Most people around the table seem concerned for the little kid and they tell me that they're going to examine him and maybe find a doctor, they invite me to partake in the foods.

I sit down at the table and focus on the woman to my right. She is about 40, maybe late forties, dressed in a humble fashion. I start talking to her, as I eat and somehow the conversation comes to her religion. I don't remember all the details, but at some point, I ask her to recite something. She does and it sounds beautiful, a shortish sentence of maybe 15-20 syllables, starting quite low and ending quite high, with a zigzag up and down at the end.
After she is done, she encourages me to try and sing it.

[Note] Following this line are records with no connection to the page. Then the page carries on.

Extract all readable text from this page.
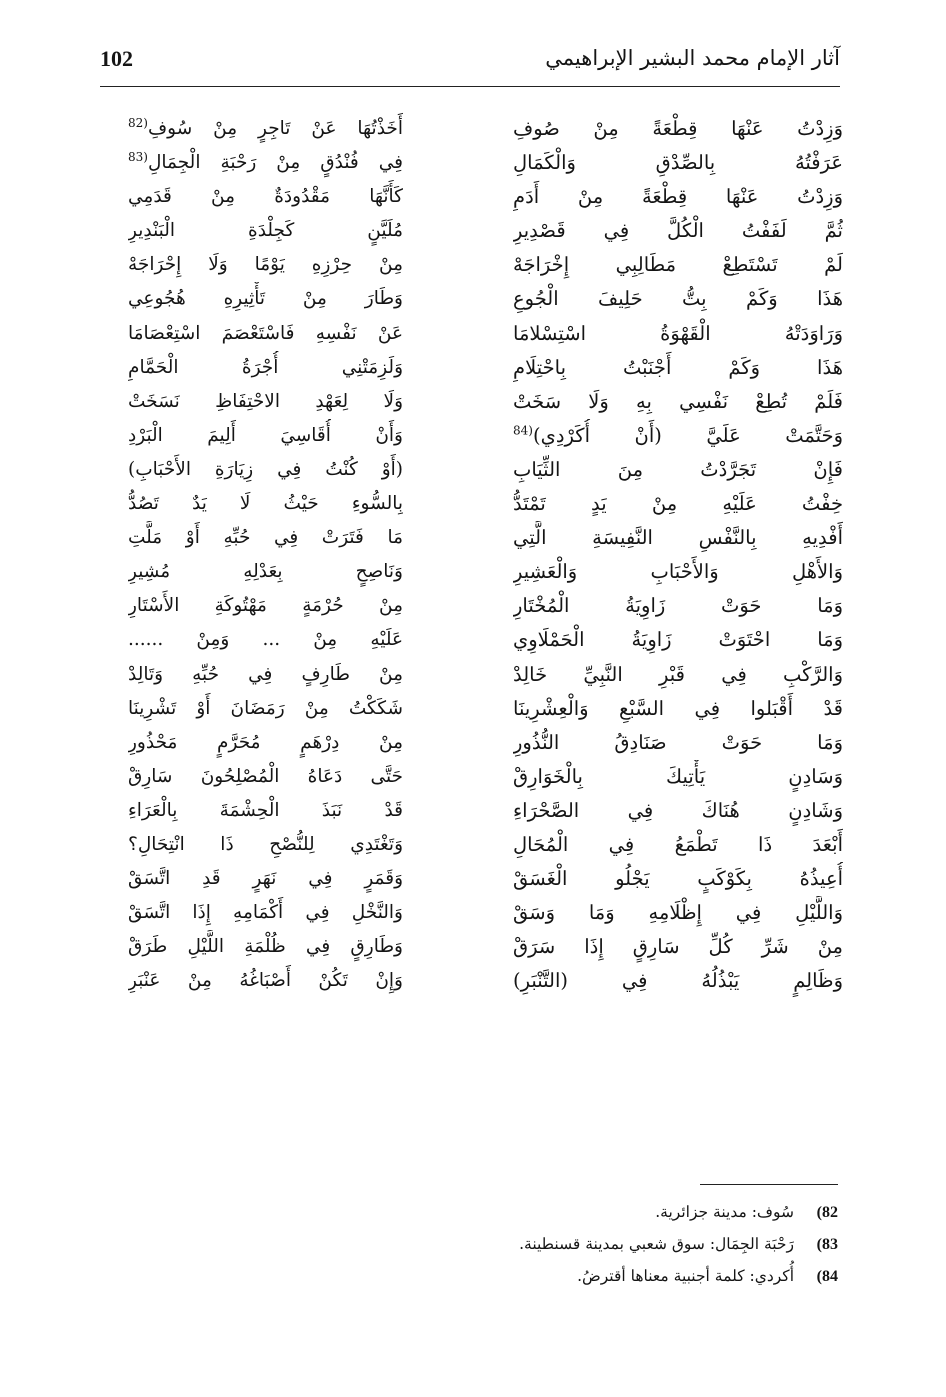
102	آثار الإمام محمد البشير الإبراهيمي
وَزِدْتُ عَنْهَا قِطْعَةً مِنْ صُوفِ
عَرَفْتُهُ بِالصِّدْقِ وَالْكَمَالِ
وَزِدْتُ عَنْهَا قِطْعَةً مِنْ أَدَمِ
ثُمَّ لَفَفْتُ الْكُلَّ فِي قَصْدِيرِ
لَمْ تَسْتَطِعْ مَطَالِبِي إِخْرَاجَهْ
هَذَا وَكَمْ بِتُّ حَلِيفَ الْجُوعِ
وَرَاوَدَتْهُ الْقَهْوَةُ اسْتِسْلامَا
هَذَا وَكَمْ أَجْنَبْتُ بِاحْتِلَامِ
فَلَمْ تُطِعْ نَفْسِي بِهِ وَلَا سَخَتْ
وَحَتَّمَتْ عَلَيَّ (أَنْ أُكَرْدِي)$^{(84}$
فَإِنْ تَجَرَّدْتُ مِنَ الثِّيَابِ
خِفْتُ عَلَيْهِ مِنْ يَدٍ تَمْتَدُّ
أَفْدِيهِ بِالنَّفْسِ النَّفِيسَةِ الَّتِي
وَالأَهْلِ وَالأَحْبَابِ وَالْعَشِيرِ
وَمَا حَوَتْ زَاوِيَةُ الْمُخْتَارِ
وَمَا احْتَوَتْ زَاوِيَةُ الْحَمْلَاوِي
وَالرَّكْبِ فِي قَبْرِ النَّبِيِّ خَالِدْ
قَدْ أَقْبَلوا فِي السَّبْعِ وَالْعِشْرِينَا
وَمَا حَوَتْ صَنَادِقُ النُّذُورِ
وَسَادِنٍ يَأْتِيكَ بِالْخَوَارِقْ
وَشَادِنٍ هُنَاكَ فِي الصَّحْرَاءِ
أَبْعَدَ ذَا تَطْمَعُ فِي الْمُحَالِ
أُعِيذُهُ بِكَوْكَبٍ يَجْلُو الْغَسَقْ
وَاللَّيْلِ فِي إِظْلَامِهِ وَمَا وَسَقْ
مِنْ شَرِّ كُلِّ سَارِقٍ إِذَا سَرَقْ
وَظَالِمٍ يَبْذُلُهُ فِي (التَّنْبَرِ)
أَخَذْتُهَا عَنْ تَاجِرٍ مِنْ سُوفِ$^{(82}$
فِي فُنْدُقٍ مِنْ رَحْبَةِ الْجِمَالِ$^{(83}$
كَأَنَّهَا مَقْدُودَةٌ مِنْ قَدَمِي
مُلَيَّنٍ كَجِلْدَةِ الْبَنْدِيرِ
مِنْ حِرْزِهِ يَوْمًا وَلَا إِحْرَاجَهْ
وَطَارَ مِنْ تَأْثِيرِهِ هُجُوعِي
عَنْ نَفْسِهِ فَاسْتَعْصَمَ اسْتِعْصَامَا
وَلَزِمَتْنِي أُجْرَةُ الْحَمَّامِ
وَلَا لِعَهْدِ الاحْتِفَاظِ نَسَخَتْ
وَأَنْ أُقَاسِيَ أَلِيمَ الْبَرْدِ
(أَوْ كُنْتُ فِي زِيَارَةِ الأَحْبَابِ)
بِالسُّوءِ حَيْثُ لَا يَدٌ تَصُدُّ
مَا فَتَرَتْ فِي حُبِّهِ أَوْ مَلَّتِ
وَنَاصِحٍ بِعَدْلِهِ مُشِيرِ
مِنْ حُرْمَةٍ مَهْتُوكَةِ الأَسْتَارِ
عَلَيْهِ مِنْ ... وَمِنْ ......
مِنْ طَارِفٍ فِي حُبِّهِ وَتَالِدْ
شَكَكْتُ مِنْ رَمَضَانَ أَوْ تَشْرِينَا
مِنْ دِرْهَمٍ مُحَرَّمٍ مَحْذُورِ
حَتَّى دَعَاهُ الْمُصْلِحُونَ سَارِقْ
قَدْ نَبَذَ الْحِشْمَةَ بِالْعَرَاءِ
وَتَغْتَدِي لِلنُّصْحِ ذَا انْتِحَالِ؟
وَقَمَرٍ فِي نَهَرٍ قَدِ اتَّسَقْ
وَالنَّخْلِ فِي أَكْمَامِهِ إِذَا اتَّسَقْ
وَطَارِقٍ فِي ظُلْمَةِ اللَّيْلِ طَرَقْ
وَإِنْ تَكُنْ أَصْبَاغُهُ مِنْ عَنْبَرِ
82)سُوف: مدينة جزائرية.
83)رَحْبَة الجِمَال: سوق شعبي بمدينة قسنطينة.
84)أُكردي: كلمة أجنبية معناها أقترضُ.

I start, and I notice I'm trying to sing it in her tone, and it's obviously too high. My voice breaks quite a bit at the end, it's not great.
Then I get what happened and I tell her: "I'm gonna have to start lower, in a more masculine voice".
And I sing it pretty good.
The moment I'm done singing, I feel flushed with energy incredibly energized and I get goose bumps.
She says something like: "It feels good, doesn't it?" or perhaps "It's powerful, isn't it?".
I ask her: "What is it?". She tells me: "It's a veda".

I then ask her to write it down for me. And she thinks about it, but seems a little stumped on how to proceed and she tells me: "I don't really know how to". But she goes and sits down farther from me and I can see her trying to use some paintbrushes on some papyrus or something.
Maybe 10 minutes later, she is still writing but the other people around come back with the kid and say that they need to bring him to the doctor. I can feel that the lady is saddened she has to leave before she can leave me with some trace of that "song". They all go into the car, and one of the drivers says: "You know what, you can grab onto the back of the car and come with us". I do so and very quickly thereafter, I wake up.

As I wake up, I feel this is very significant. I start researching, but where to start? I think, well that lady taught me something, it is a kind of musical prayer. Oh, I remember, a veda?
So I research veda, and the first thing I see is on wikipedia that it was revealed knowledge, given to Rishi sages, transmitted orally.
Then I notice there are several vedas, but that the sama-veda seems to have something to do with learning how to sing the verses.
I think, how can I find that verse that she sang. I learn there's something called Arcika, that would be perfect to look up that kind of stuff, but I find very little on the internet.
Then I ask myself, who that lady could be, or represent. I know the Indians have many gods, she could be a priestess? An incarnation of a goddess, which one would make sense. And I wonder if it wouldn't be related to music and learning. I find the name Saraswati, why not.
Then my wife gets on searching, and she finds a goddess called Gayatri who apparently if a personified form of a mantra, that could make sense. Then I look at the Gayatri mantra itself, it is beautiful, but different from the one in my dream, not a strong low then high voice, I recite it though and I feel similar goose bumps and energy and vibration in my body that I did in the dream. I only chant it once.

Then I see you're not supposed to sing it without proper preparation.

So what do you guys think? Should I try to find what was sung in the dream? Should I settle on another one? Should I learn more about a specific aspect of hinduism? Do you have any pointers? Should I just count myself blessed and carry on without entering this "spiritual quest"? Does any of this make sense to someone with good knowledge of hinduism?
I just felt that this being my second blessing, or feeling blessed by the hindu pantheon that I should not be ungrateful, and somehow thank them in some proper ways; at the very least.